Tuesday, January 28, 2014

The marks teachers leave.

There are few jobs in this world as important as a teachers. I'm not talking about jobs like being a mom or anything. I mean the jobs you go to school for, apply for and get paid for.

But I don't think teachers understand the incredible power they have over their pupils. An exceptional teacher, whether exceptionally good or bad, leaves a mark on a young person that can stay with them their entire lives,

I come from a family of educators and county employees who work with and for schools and this post isn't about how under paid or in some cases under appreciated teachers and school staff are. It's about the teachers that leave a mark.

Many adults couldn't go back and give the names of every teacher they had during their education. But I bet they can remember their favorite and the one who made them miserable.

My first grade teacher, Mrs. Fiol was amazing. She saw something in me and would give me extra work to challenge me, she praised me. She made me LOVE to learn. I realize it was only first grade but I honestly owe my love of books and writing to her. I actually tried to fail during the last semester of school so I could repeat the first grade. Thankfully she figured out my plan and informed me that if I did get held back she wouldn't be my teacher a second time. She was the teacher that you went back to visit. How i adored her.

But then there was Mrs. Meyers. I had the terrible luck of being in gifted, which shouldn't have been bad except it sentenced me to spending the majority of my elementary school years with the same miserable, hateful women. This lady hated me. Maybe it was because other teachers loved me she felt she needed to balance the scales. Maybe she was just a bad person. I never found out.

This "educator" did more to educate me on the nature of cruelty then on any mathematical principle. She would openly mock my hair (which was burned off in a freak perm accident since I was an 80's kid), she would blatantly lie making up behavior issues and send me to other teachers because she couldn't handle me.
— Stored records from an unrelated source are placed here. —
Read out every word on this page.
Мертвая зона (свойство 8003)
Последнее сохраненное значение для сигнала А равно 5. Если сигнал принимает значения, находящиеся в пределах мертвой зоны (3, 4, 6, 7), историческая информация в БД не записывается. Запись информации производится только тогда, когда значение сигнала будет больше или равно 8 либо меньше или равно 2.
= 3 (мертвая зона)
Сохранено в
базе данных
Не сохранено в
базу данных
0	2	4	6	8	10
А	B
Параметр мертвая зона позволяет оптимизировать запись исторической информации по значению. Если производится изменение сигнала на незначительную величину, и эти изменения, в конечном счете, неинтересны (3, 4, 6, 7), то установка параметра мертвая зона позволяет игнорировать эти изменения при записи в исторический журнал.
When the other teachers would ask her why or defend me saying I was such an easy child to work with she'd call my parents and make up new fabrications about me.

She made me suspicious of adults. I couldn't wrap my young head around how this woman could be so mean to me for no reason and the harder I tried the more I would receive her wrath. If she could be so mean and such a liar maybe Mrs. Fiol was one of a kind and grown ups were much more like her.

I have tried a few times in my adult years to look her up. I honestly want to her to answer to her treatment of me. What did I do to deserve her insults and hate? Now that I'm an adult does she still think she can bully me? Does she feel ashamed of her behavior towards a child? Does she even think she did anything wrong?

I may never find out the reason Mrs, Susan G Meyers decided to go into a field where she was so miserable that she felt the need to terrorize a child who up until meeting her loved to learn. I doubt I was the first student she treated this way, sadly I doubt I was the last. But I am a firm believer in karma and I am sure whether I ever get to confront that demon or not she has gotten what she deserves.

Sure it bothers me a little knowing that I have probably thought about her many more times than I have ever crossed her mind but that is my point.

My son has  a teacher this year who he says hates him. When I asked why he said, "She hates everyone". That made me sad and I told him about Mrs. Meyers, the scourge Mendenhall Elementary. I told him in his life he will have teachers that he doesn't like and he will have teachers that don't even leave an impression... but he will also have some that leave a mark. They will leave a good mark that he will have always. Teachers are just people. Some are mean, some are not... but some are almost like heroes in disguise. And that's when I told him about Mrs Fiol. And he told me about Mrs. Z.

Mrs. Z is his Mrs. Fiol. He loves her class, she writes me notes praising his manners, his work. She is leaving her mark on my son.

When you teach a child you leave a mark... and in some cases scars. The responsibility you have as a teacher is to make a positive impact on a child. To leave them better than you found them,  to teach them and to care for them.

If you can't do that... If you don't want to do that... don't take up the responsibility. And for those who do teach, love their jobs or at least the kids and leave a positive mark... to Mrs. Fiol, Mrs. Z and the others... Thank You.